Milliyetçi Hareket Partisi Genel Başkan Başdanışmanı ve 25-26. Dönem MHP Osmaniye Milletvekili Prof. Dr. Ruhi Ersoy, Gazi Süleyman Paşa ve Namık Kemal'in Çanakkale Savaşlarına etkilerini değerlendirdi.
Prof.Dr. Ersoy, "Çanakkale Savaşlarında Gazi Süleyman Paşa ve Namık Kemal etkisi" başlıklı sosyal medya paylaşımında şöyle dedi:
"Şehzade Süleyman Paşa, Çanakkale’yi 1915 yılında savunan Türk ordusunun
tarihsel dayanaklarından ve motivasyon kaynaklarından biridir.
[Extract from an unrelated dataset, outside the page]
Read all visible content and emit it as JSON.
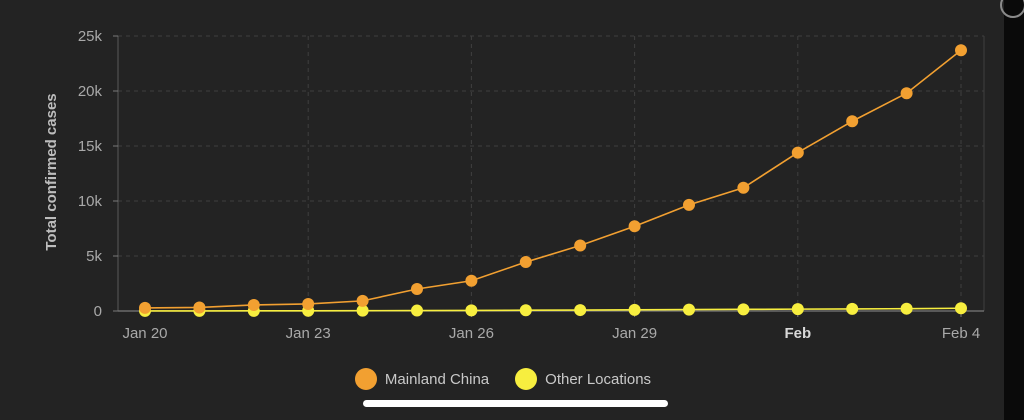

O, kimi zaman edebî bir metinde, kimi zaman bir komutanın ağzında, kimi zaman bir erin aklında olan ve Rumeli Fatihi olması nedeniyle kendisinden miras kalan toprakların savunulacağı sözleri verilen bir kahramandır. Bu nedenle Şehzade Süleyman Paşa,
vefatının üzerinden 600 yıla yakın bir süre geçmiş olmasına rağmen Çanakkale Savaşları sırasında Türk askerinin vicdanında tarihî bir kahraman olarak yeniden canlanmıştır.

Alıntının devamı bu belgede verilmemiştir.